Having exploded from a small underground street-jazz sound in New York City, The Liquid Blu
universe has been expanding at a dizzying pace. The new york city ensemble's
trademark mixture of jazz and urban dance music has virtually outgrown the term "acid jazz," incorporating everything from
hard-bop to hip-hop in their celebrated sound. New York Press magazine says Liquid blu "sweeps
the mold and mildew out of jazz-funk and breathes it back to glorious life." With a marathon touring schedule that has included
everything from performing at the New York City Jazz to headlining the first acid-jazz performance at
the Newport Jazz Festival, Liquid blu has evolved into an intuitively tight outfit that knows no stylistic limitations.
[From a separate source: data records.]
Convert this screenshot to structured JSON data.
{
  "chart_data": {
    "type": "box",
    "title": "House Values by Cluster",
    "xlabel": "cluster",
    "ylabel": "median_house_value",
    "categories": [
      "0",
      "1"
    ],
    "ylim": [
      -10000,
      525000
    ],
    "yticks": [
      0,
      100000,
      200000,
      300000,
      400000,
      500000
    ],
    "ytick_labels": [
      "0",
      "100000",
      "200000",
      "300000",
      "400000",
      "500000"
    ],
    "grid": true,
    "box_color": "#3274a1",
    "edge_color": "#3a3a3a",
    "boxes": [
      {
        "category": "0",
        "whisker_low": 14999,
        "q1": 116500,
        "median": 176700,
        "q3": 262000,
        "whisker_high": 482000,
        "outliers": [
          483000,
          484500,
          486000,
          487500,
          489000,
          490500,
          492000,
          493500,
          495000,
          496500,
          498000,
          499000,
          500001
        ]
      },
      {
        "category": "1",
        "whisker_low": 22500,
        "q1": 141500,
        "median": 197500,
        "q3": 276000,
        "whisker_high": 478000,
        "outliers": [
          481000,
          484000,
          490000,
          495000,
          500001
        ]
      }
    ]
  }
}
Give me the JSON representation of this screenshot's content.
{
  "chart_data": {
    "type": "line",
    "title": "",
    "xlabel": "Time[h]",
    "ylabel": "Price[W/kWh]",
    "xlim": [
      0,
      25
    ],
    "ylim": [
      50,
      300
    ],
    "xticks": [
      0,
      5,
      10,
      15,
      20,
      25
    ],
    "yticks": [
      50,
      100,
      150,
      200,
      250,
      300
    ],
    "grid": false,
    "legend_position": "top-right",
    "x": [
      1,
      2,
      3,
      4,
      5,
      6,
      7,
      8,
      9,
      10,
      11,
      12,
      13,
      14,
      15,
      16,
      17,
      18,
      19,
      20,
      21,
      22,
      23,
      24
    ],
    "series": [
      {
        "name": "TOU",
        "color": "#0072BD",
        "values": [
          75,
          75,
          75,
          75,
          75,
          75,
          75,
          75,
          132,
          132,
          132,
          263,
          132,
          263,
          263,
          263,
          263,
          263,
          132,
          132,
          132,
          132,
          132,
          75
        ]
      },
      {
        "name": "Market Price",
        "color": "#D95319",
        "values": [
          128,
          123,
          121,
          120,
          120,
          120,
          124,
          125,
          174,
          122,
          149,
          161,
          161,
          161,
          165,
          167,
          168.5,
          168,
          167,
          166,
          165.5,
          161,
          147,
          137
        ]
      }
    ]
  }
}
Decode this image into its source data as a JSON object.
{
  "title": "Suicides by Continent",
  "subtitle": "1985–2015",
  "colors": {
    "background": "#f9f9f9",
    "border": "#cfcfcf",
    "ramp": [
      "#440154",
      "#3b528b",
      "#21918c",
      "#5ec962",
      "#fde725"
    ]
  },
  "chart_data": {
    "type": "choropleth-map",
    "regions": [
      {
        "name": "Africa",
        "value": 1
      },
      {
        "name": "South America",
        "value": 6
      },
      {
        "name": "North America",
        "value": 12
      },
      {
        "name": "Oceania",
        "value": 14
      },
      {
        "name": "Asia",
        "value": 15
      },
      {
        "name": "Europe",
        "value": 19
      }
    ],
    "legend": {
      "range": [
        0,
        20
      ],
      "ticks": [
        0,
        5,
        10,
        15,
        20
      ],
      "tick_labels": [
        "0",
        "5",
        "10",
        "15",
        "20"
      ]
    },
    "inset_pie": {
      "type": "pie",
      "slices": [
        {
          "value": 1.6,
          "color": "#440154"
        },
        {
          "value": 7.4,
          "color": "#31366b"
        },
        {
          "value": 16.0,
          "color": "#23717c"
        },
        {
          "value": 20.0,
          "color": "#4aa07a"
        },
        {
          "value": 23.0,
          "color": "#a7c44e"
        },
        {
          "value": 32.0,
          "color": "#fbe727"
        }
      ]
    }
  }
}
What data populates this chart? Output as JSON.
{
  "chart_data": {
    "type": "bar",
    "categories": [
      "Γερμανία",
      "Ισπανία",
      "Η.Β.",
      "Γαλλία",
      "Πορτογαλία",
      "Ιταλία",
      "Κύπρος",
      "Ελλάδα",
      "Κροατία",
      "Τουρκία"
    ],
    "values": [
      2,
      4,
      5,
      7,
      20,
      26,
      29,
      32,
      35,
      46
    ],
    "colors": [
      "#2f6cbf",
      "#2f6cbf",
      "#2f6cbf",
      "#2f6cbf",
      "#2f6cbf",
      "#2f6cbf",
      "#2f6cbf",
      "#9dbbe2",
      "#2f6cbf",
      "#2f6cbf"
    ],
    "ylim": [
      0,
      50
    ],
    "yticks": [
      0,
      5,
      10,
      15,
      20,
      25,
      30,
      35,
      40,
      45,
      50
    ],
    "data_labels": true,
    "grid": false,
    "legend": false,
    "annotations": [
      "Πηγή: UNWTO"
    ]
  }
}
The amalgamation of genres created by the 6-piece collective is a blend of pure musicianship, a fiercely passionate fire and
the inherent fun of a pure dance groove. The result is a unique live music experience that draws a diverse legion of fans,
spanning across multiple age and ethnic groups.
At long last, Liquid blu is back with the follow-up
to its 2000 CD, Funky People. the band's fourth recording, gives evidence that the dynamic unit has continued
to develop its infectious trademark sound and take it to new heights. Liquid blu called on the help of Grammy-nominated
producer Maurice Joshua (N'Sync and Destiny's Child) and Frayne P. Lewis, the son of Ramsey Lews, this time around. The result
is a fresh mix of butt-kicking jams, driving jazz-inspired tracks and hot dance numbers. Fans of Liquid Blu will be thrilled
by the album's extra live tracks which capture the sheer magnetic energy of the band. Highlights include "5th AVE Groove,"
the rambunctious opener with the killer horn intro and thumping bass; "Sun Ra," the smooth and ethereal tribute to the celestial
king; "Nina," the funky spoken-word track reminiscent of Deborah Harry's "Rapture"; and the overpowering and live dance track
"Pick up the Phone."
The story of Liquid Blu goes back to 1994, when the
band was at the forefront of a surging acid-jazz movement in the greater East. Evolving
from free-form hip-hop jams, the band coalesced spontaneously and soon found a home every Sunday night at New York's Elbo Room. Word spread fast, attracting like-minded individuals to the small stage from far
and wide. Thanks to these auspicious marathons, Liquid Blu soon solidified into
a steady working unit.
The group quickly morphed well beyond their improv-oriented acid
jazz beginnings, and their do-it-yourself debut ("Liquid Blu") was quickly picked up and distributed by Che-Che
Records. . They relocated their perennial Sunday night show to the Groove Cafe and held it for almost four years
(Feb. 1996 to Dec. 1999), rarely missing a Sunday even while playing nearly 200 gigs a year throughout the United States and
Canada, plus performances in Germany, Turkey and Japan. Along the way, the band has gone on to both critical and national
acclaim. They have opened for Tito Puente, and twice rocked the Puerto Rico jazz festivel
Live or in the studio, playing it hard or smooth, Liquid Blu
is a fiery concoction of classy soloists, heavy rhythm merchants and hip-hop cognoscenti. They are in a group that thrives
on contact with their audience. One cannot help being moved by Liquid Blu's ongoing party philosophy. The band's
in-the-tradition repertoire extends from classic compositions by Ornette Coleman and Miles Davis to excursions on the latest
breakbeats and mad samples. They continue to bridge the musical gap between standard jazz improvisation and urban rhythm.
And as always, the band stays true to its roots with a continued philosophy of bringing jazz back to the dance floor.